PALO ALTO, Calif.—Nanosys Inc., based here, and Billerica, Mass.-based Bruker Daltonics Inc. have entered into a broad research and development collaboration and distribution agreement for Nanosys' nanotechnology-enabled matrix-free target plates for use primarily with Bruker's FLEX-series of laser desorption ionization time-of- flight (TOF) mass spectrometers. These Nanosys plates are known as Capture and Analyze NALDI chips.
Under the terms of the agreement, the companies will work together closely on R&D related to the NALDI chips, as well as on applications and assay development. Nanosys has agreed to manufacture and exclusively supply NALDI chips for Bruker laser desorption ionization TOF mass spectrometers, while Bruker Daltonics will market and distribute the NALDI chips worldwide. Financial details of the agreement were not disclosed.
For Nanosys, the advantages of teaming with Bruker were clear, says Calvin Chow, Nanosys' CEO. In addition to being a leader in the area of chemical analysis and life sciences research, he notes, Bruker understands how to take innovative and novel biotech products and get them into high-value markets.
The NALDI chips reportedly provide significant benefits in improving sensitivity, throughput and ease-of-use for the analysis of small molecule drug compounds and other low-mass molecules that have previously been difficult to analyze.
Today, these molecules typically have to be analyzed with LC-MS, noted Bruker and Nanosys in a news release about the deal, adding that this is "time-consuming, less robust and requires more operator training." Using laser desorption ionization, on the other hand, offers such benefits as speedier time to analysis and the ability to decouple the separation and analysis portions of sample preparation, according to Hugh Daniels, director of life sciences R&D for Nanosys.

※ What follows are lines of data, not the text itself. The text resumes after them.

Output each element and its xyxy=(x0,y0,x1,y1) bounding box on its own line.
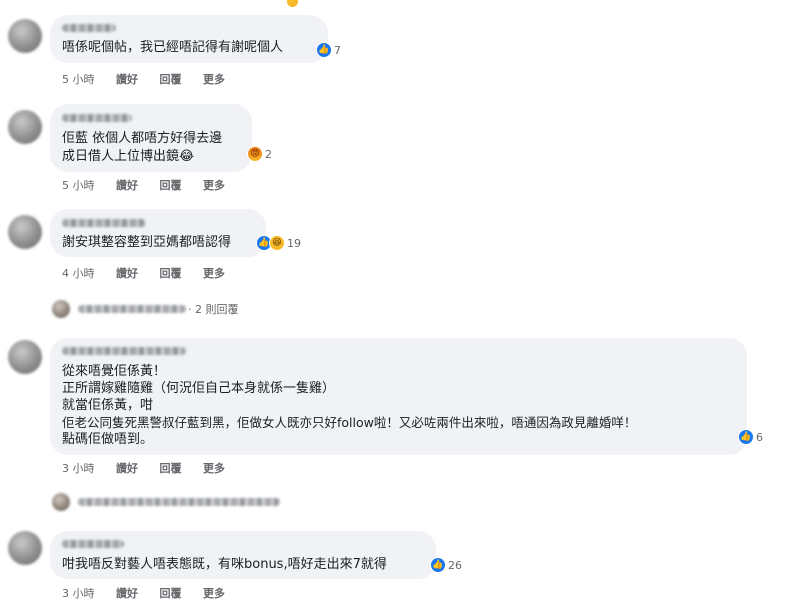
like-button[interactable]: 讚好 xyxy=(116,585,138,601)
more-button[interactable]: 更多 xyxy=(203,71,225,87)
more-button[interactable]: 更多 xyxy=(203,460,225,476)
commenter-name[interactable] xyxy=(62,24,116,32)
like-icon: 👍 xyxy=(738,429,754,445)
comment-actions: 3 小時 讚好 回覆 更多 xyxy=(62,585,243,601)
more-button[interactable]: 更多 xyxy=(203,265,225,281)
comment-bubble: 咁我唔反對藝人唔表態既，有咪bonus,唔好走出來7就得 xyxy=(50,531,436,579)
comment-text: 就當佢係黃，咁 xyxy=(62,398,154,413)
avatar[interactable] xyxy=(8,19,42,53)
timestamp[interactable]: 5 小時 xyxy=(62,177,95,193)
reaction-summary[interactable]: 👍 6 xyxy=(738,428,763,446)
like-icon: 👍 xyxy=(430,557,446,573)
avatar[interactable] xyxy=(8,340,42,374)
reaction-count: 2 xyxy=(265,147,272,161)
reaction-summary[interactable]: 😡 2 xyxy=(247,145,272,163)
reply-button[interactable]: 回覆 xyxy=(160,177,182,193)
reply-button[interactable]: 回覆 xyxy=(160,460,182,476)
comment-text: 謝安琪整容整到亞媽都唔認得 xyxy=(62,235,232,250)
timestamp[interactable]: 3 小時 xyxy=(62,460,95,476)
reply-button[interactable]: 回覆 xyxy=(160,265,182,281)
comment-text: 點碼佢做唔到。 xyxy=(62,432,154,447)
comment-text: 從來唔覺佢係黃！ xyxy=(62,364,167,379)
more-button[interactable]: 更多 xyxy=(203,585,225,601)
reply-avatar[interactable] xyxy=(52,493,70,511)
timestamp[interactable]: 5 小時 xyxy=(62,71,95,87)
reaction-summary[interactable]: 👍 😆 19 xyxy=(256,234,301,252)
reaction-count: 26 xyxy=(448,558,462,572)
angry-icon: 😡 xyxy=(247,146,263,162)
comment-text: 佢藍 依個人都唔方好得去邊 xyxy=(62,131,223,146)
like-button[interactable]: 讚好 xyxy=(116,71,138,87)
comment-actions: 5 小時 讚好 回覆 更多 xyxy=(62,71,243,87)
commenter-name[interactable] xyxy=(62,540,124,548)
reaction-summary[interactable]: 👍 26 xyxy=(430,556,462,574)
comment-actions: 3 小時 讚好 回覆 更多 xyxy=(62,460,243,476)
reply-avatar[interactable] xyxy=(52,300,70,318)
comment-actions: 5 小時 讚好 回覆 更多 xyxy=(62,177,243,193)
avatar[interactable] xyxy=(8,110,42,144)
like-button[interactable]: 讚好 xyxy=(116,460,138,476)
commenter-name[interactable] xyxy=(62,347,186,355)
like-button[interactable]: 讚好 xyxy=(116,265,138,281)
reaction-count: 19 xyxy=(287,236,301,250)
comment-actions: 4 小時 讚好 回覆 更多 xyxy=(62,265,243,281)
like-button[interactable]: 讚好 xyxy=(116,177,138,193)
commenter-name[interactable] xyxy=(62,114,132,122)
replier-name[interactable] xyxy=(78,305,186,313)
comment-bubble: 謝安琪整容整到亞媽都唔認得 xyxy=(50,209,266,257)
avatar[interactable] xyxy=(8,531,42,565)
timestamp[interactable]: 3 小時 xyxy=(62,585,95,601)
comment-text: 正所謂嫁雞隨雞（何況佢自己本身就係一隻雞） xyxy=(62,381,336,396)
comment-text: 成日借人上位博出鏡😂 xyxy=(62,149,195,164)
reaction-count: 6 xyxy=(756,430,763,444)
view-replies-link[interactable]: · 2 則回覆 xyxy=(188,301,239,317)
comment-text: 唔係呢個帖，我已經唔記得有謝呢個人 xyxy=(62,40,284,55)
reply-button[interactable]: 回覆 xyxy=(160,71,182,87)
comment-bubble: 佢藍 依個人都唔方好得去邊 成日借人上位博出鏡😂 xyxy=(50,104,252,172)
comment-bubble: 唔係呢個帖，我已經唔記得有謝呢個人 xyxy=(50,15,328,63)
reply-button[interactable]: 回覆 xyxy=(160,585,182,601)
commenter-name[interactable] xyxy=(62,219,146,227)
reaction-summary[interactable]: 👍 7 xyxy=(316,41,341,59)
replier-name[interactable] xyxy=(78,498,280,506)
haha-icon: 😆 xyxy=(269,235,285,251)
timestamp[interactable]: 4 小時 xyxy=(62,265,95,281)
like-icon: 👍 xyxy=(316,42,332,58)
comment-bubble: 從來唔覺佢係黃！ 正所謂嫁雞隨雞（何況佢自己本身就係一隻雞） 就當佢係黃，咁 佢… xyxy=(50,338,747,455)
comment-text: 佢老公同隻死黑警叔仔藍到黑，佢做女人既亦只好follow啦！又必咗兩件出來啦，唔… xyxy=(62,415,637,430)
reaction-icon xyxy=(286,0,299,8)
comment-text: 咁我唔反對藝人唔表態既，有咪bonus,唔好走出來7就得 xyxy=(62,557,387,572)
avatar[interactable] xyxy=(8,215,42,249)
reaction-count: 7 xyxy=(334,43,341,57)
more-button[interactable]: 更多 xyxy=(203,177,225,193)
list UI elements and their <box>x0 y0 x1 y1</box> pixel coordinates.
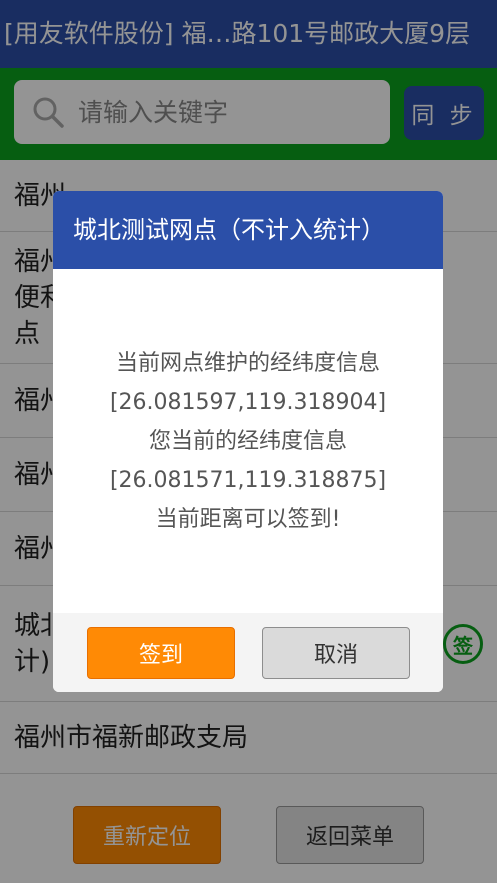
dialog-text-line: 您当前的经纬度信息 <box>148 428 347 454</box>
cancel-button[interactable]: 取消 <box>262 627 410 679</box>
dialog-text-line: 当前距离可以签到! <box>155 506 341 532</box>
dialog-body: 当前网点维护的经纬度信息 [26.081597,119.318904] 您当前的… <box>53 269 443 613</box>
dialog-text-line: 当前网点维护的经纬度信息 <box>115 350 380 376</box>
dialog-title: 城北测试网点（不计入统计） <box>53 191 443 269</box>
dialog-text-line: [26.081571,119.318875] <box>109 467 387 493</box>
dialog-text-line: [26.081597,119.318904] <box>109 389 387 415</box>
sign-in-button[interactable]: 签到 <box>87 627 235 679</box>
check-in-dialog: 城北测试网点（不计入统计） 当前网点维护的经纬度信息 [26.081597,11… <box>53 191 443 692</box>
dialog-footer: 签到 取消 <box>53 613 443 692</box>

Using the Nanosys plates and laser desorption, one of the advantages for drug discovery and development is that users can archive their chromatography on the plate, Daniels notes, which helps in going back to do specific analyses, rather than having to keep re-running the process in the serial manner associated with more traditional electrospray ionization/LC-column setups.
"You can also remove some upstream sample processing steps by going straight from assay to plate," Daniels says. "So, for example, if you had a sample from a liver microsome assay, you would typically need many preparative steps before putting it on the instrument to analyze it. With this technology, you take the assay from the buffer, put it right on the plate, extract the sample and do your analysis."